The Great Plotnik

Thursday, January 17, 2013

Breaking Bad, The Sopranos and Congress


Last night Plottie watched the first episode of Season 4 of Breaking Bad. Damn! That Gus is one mean chicken salesman! Plotnik really loves this show. It does not glorify meth, but it deals with the interior lives of the people wrapped up on the production line. And we care about those people.

But he only could watch one episode last night, because The Duck wanted to watch the Frontline about Obama's first year, when Gingrich and the Republicans decided to fight him on everything, just to see what might shake loose. The country is reeling and the Republicans say screw the country, let's sabotage the Democrats and get this man out of office. To Plotnik, this documentary was a thousand times more scary than Breaking Bad, and after ten minutes he had to leave the room. It was unwatchable.

Then he went upstairs and saw an old episode of the Sopranos, where Tony's sister murders her boy friend, that scumsucker Richie Aprile, and Tony and the boys have to get his carcass out of her apartment. Now, THAT'S entertainment! Plottie is thinking about starting completely over at Episode One and watching them all again. After many years, this is still his favorite TV show ever.

Breaking Bad and the Sopranos are violent, and don't even TALK about The Wire. They all glorify creeps. But they feel real, honest, and in their way redemptive.

Watching the Republicans and Democrats battle back and forth about the most inconsequential nothings, while avoiding all the hard decisions that only a united leadership could begin to deal with, is not redemptive. It is putrid.

OK, it's good to remove high capacity magazines from new assault weapons, but it would be better to get the old assault weapons off the streets, and better yet to make it a law that everyone who has one must turn it in immediately, and better yet that if you don't turn yours in and you get caught you go to prison for a long time.

It would be helpful to put an age limit on miserably graphic video games -- say 18. If a 12 year old kid is spending his day playing Grand Death Anthrax the parent pays a huge fine. Period.

It would be fantastic to actually talk about economic inequality in America, not just cajole Walmart to put up a short-lived big box store out on Third Street. Nobody has any answers to the problem yet, but a national dialogue about it would certainly be better than pretending the problem does not exist.

And this dialogue has to turn into a discussion about education and the sad fact that American schools cannot turn out the workers our own industries need. We need immigrants because they are better educated. And in this way we are able to continue on to a dialogue about immigration.

Or, we can fight about the mythical debt ceiling or whether or not Joe Blockhead deserves to be the next Secretary of the Silliest.

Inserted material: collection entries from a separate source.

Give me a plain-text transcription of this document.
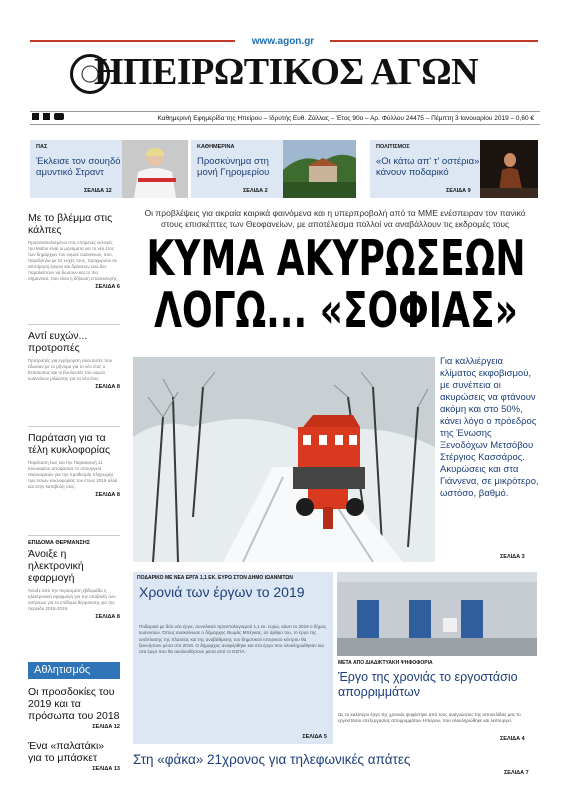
www.agon.gr
ΗΠΕΙΡΩΤΙΚΟΣ ΑΓΩΝ
Καθημερινή Εφημερίδα της Ηπείρου – Ιδρυτής Ευθ. Ζάλλας – Έτος 90ο – Αρ. Φύλλου 24475 – Πέμπτη 3 Ιανουαρίου 2019 – 0,60 €

ΠΑΣ
Έκλεισε τον σουηδό αμυντικό Στραντ
ΣΕΛΙΔΑ 12
ΚΑΘΗΜΕΡΙΝΑ
Προσκύνημα στη μονή Γηρομερίου
ΣΕΛΙΔΑ 2
ΠΟΛΙΤΙΣΜΟΣ
«Οι κάτω απ' τ' οστέρια» κάνουν ποδαρικό
ΣΕΛΙΔΑ 9
Με το βλέμμα στις κάλπες
Προσανατολισμένοι στις επόμενες εκλογές του Μαΐου είναι οι μηνύματα για το νέο έτος των δημάρχων του νομού Ιωαννίνων, που, παράλληλα με τις ευχές τους, προχωρούν σε αποτίμηση έργων και δράσεων ενώ δεν παραλείπουν να δώσουν και το πιο σημαντικό, που είναι η δήλωση επανεκλογής.
ΣΕΛΙΔΑ 6
Αντί ευχών... προτροπές
Προτροπές για εγρήγορση είναι αυτές που έδωσαν με το μήνυμα για το νέο έτος ο Επίσκοπος και οι βουλευτές του νομού Ιωαννίνων μιλώντας για τα νέα έτος.
ΣΕΛΙΔΑ 8
Παράταση για τα τέλη κυκλοφορίας
Παράταση έως και την Παρασκευή 11 Ιανουαρίου αποφάσισε το υπουργείο Οικονομικών για την προθεσμία πληρωμής των τελών κυκλοφορίας του έτους 2019 αλλά και στην καταβολή τους.
ΣΕΛΙΔΑ 8
ΕΠΙΔΟΜΑ ΘΕΡΜΑΝΣΗΣ
Άνοιξε η ηλεκτρονική εφαρμογή
Άνοιξε από την περασμένη εβδομάδα η ηλεκτρονική εφαρμογή για την υποβολή των αιτήσεων για το επίδομα θέρμανσης για την περίοδο 2018-2019.
ΣΕΛΙΔΑ 8
Αθλητισμός
Οι προσδοκίες του 2019 και τα πρόσωπα του 2018
ΣΕΛΙΔΑ 12
Ένα «παλατάκι» για το μπάσκετ
ΣΕΛΙΔΑ 13
Οι προβλέψεις για ακραία καιρικά φαινόμενα και η υπερπροβολή από τα ΜΜΕ ενέσπειραν τον πανικό στους επισκέπτες των Θεοφανείων, με αποτέλεσμα πολλοί να αναβάλλουν τις εκδρομές τους
ΚΥΜΑ ΑΚΥΡΩΣΕΩΝ
ΛΟΓΩ... «ΣΟΦΙΑΣ»
Για καλλιέργεια κλίματος εκφοβισμού, με συνέπεια οι ακυρώσεις να φτάνουν ακόμη και στο 50%, κάνει λόγο ο πρόεδρος της Ένωσης Ξενοδόχων Μετσόβου Στέργιος Κασσάρος. Ακυρώσεις και στα Γιάννενα, σε μικρότερο, ωστόσο, βαθμό.
ΣΕΛΙΔΑ 3
ΠΟΔΑΡΙΚΟ ΜΕ ΝΕΑ ΕΡΓΑ 1,1 ΕΚ. ΕΥΡΩ ΣΤΟΝ ΔΗΜΟ ΙΩΑΝΝΙΤΩΝ
Χρονιά των έργων το 2019
Ποδαρικό με δύο νέα έργα, συνολικού προϋπολογισμού 1,1 εκ. ευρώ, κάνει το 2019 ο δήμος Ιωαννιτών. Όπως ανακοίνωσε ο δήμαρχος Θωμάς Μπέγκας, σε άρθρο του, το έργο της ανάπλασης της πλατείας και της αναβάθμισης του δημοτικού ιστορικού κέντρου θα ξεκινήσουν μέσα στο 2019. Ο δήμαρχος αναφέρθηκε και στα έργα που ολοκληρώθηκαν και στα έργα που θα ακολουθήσουν μέσα από το ΕΣΠΑ.
ΣΕΛΙΔΑ 5
ΜΕΤΑ ΑΠΟ ΔΙΑΔΙΚΤΥΑΚΗ ΨΗΦΟΦΟΡΙΑ
Έργο της χρονιάς το εργοστάσιο απορριμμάτων
Ως το καλύτερο έργο της χρονιάς ψηφίστηκε από τους αναγνώστες της ιστοσελίδας μας το εργοστάσιο επεξεργασίας απορριμμάτων Ηπείρου, που ολοκληρώθηκε και λειτουργεί.
ΣΕΛΙΔΑ 4
Στη «φάκα» 21χρονος για τηλεφωνικές απάτες
ΣΕΛΙΔΑ 7
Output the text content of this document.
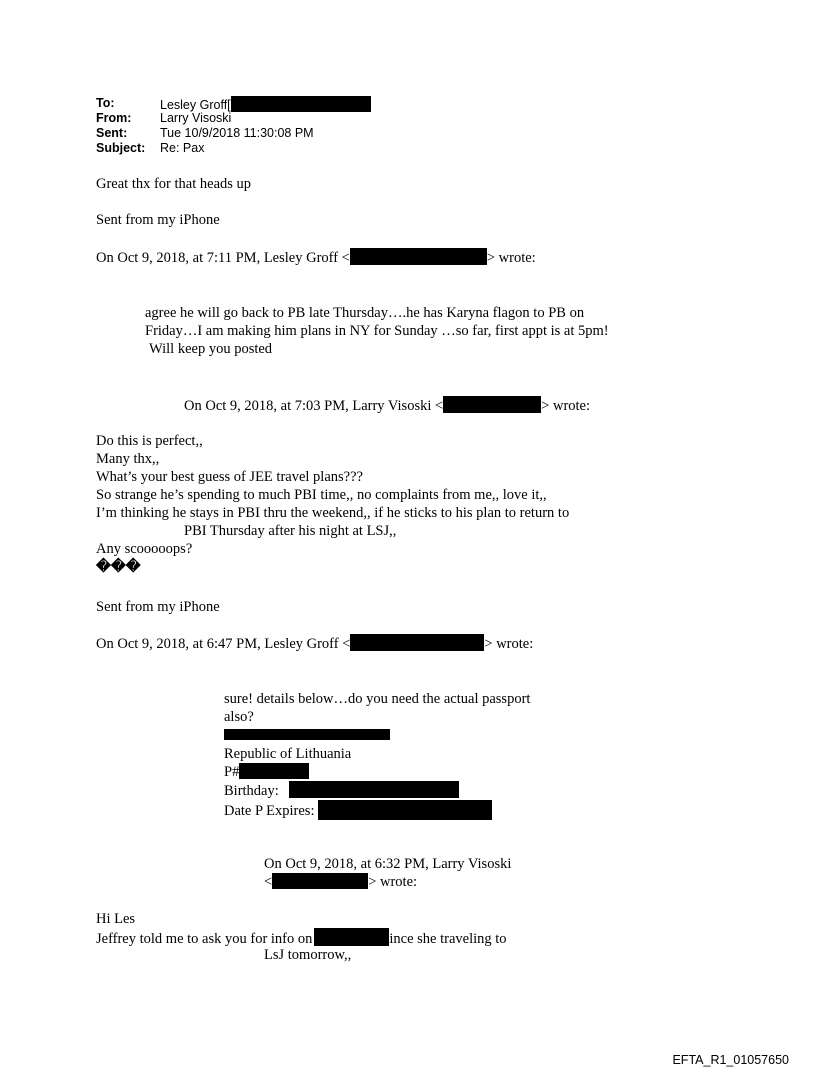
To:	Lesley Groff[
From: Larry Visoski
Sent:	Tue 10/9/2018 11:30:08 PM
Subject: Re: Pax
Great thx for that heads up
Sent from my iPhone
On Oct 9, 2018, at 7:11 PM, Lesley Groff <	> wrote:
agree he will go back to PB late Thursday….he has Karyna flagon to PB on
Friday…I am making him plans in NY for Sunday …so far, first appt is at 5pm!
Will keep you posted
On Oct 9, 2018, at 7:03 PM, Larry Visoski <	> wrote:
Do this is perfect,,
Many thx,,
What’s your best guess of JEE travel plans???
So strange he’s spending to much PBI time,, no complaints from me,, love it,,
I’m thinking he stays in PBI thru the weekend,, if he sticks to his plan to return to
PBI Thursday after his night at LSJ,,
Any scooooops?
���
Sent from my iPhone
On Oct 9, 2018, at 6:47 PM, Lesley Groff <	> wrote:
sure! details below…do you need the actual passport
also?
Republic of Lithuania
P#
Birthday:
Date P Expires:
On Oct 9, 2018, at 6:32 PM, Larry Visoski
<	> wrote:
Hi Les
Jeffrey told me to ask you for info on	ince she traveling to
LsJ tomorrow,,
EFTA_R1_01057650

Fawgeddaboudit. Carm asks Tony: "What really happened to Pussy Bompansero?" and Tony itches a little bit and then says "Witness Protection." Yeah, right, Tony. Heeheehee. I love this show. At least it's just TV.





2 Comments:

At 1:30 PM, Blogger mary ann said...

we've been watching the Sopranos again too ~ forgot so much!

 
At 1:23 AM, Anonymous Anonymous said...

Tippecanoe died 30 days after inaugurated, Tyler "Too" got tossed out of his own party shortly thereafter, and nothing got done by either the Tyler or Congress. Nothing changes except the excuses for doing nothing.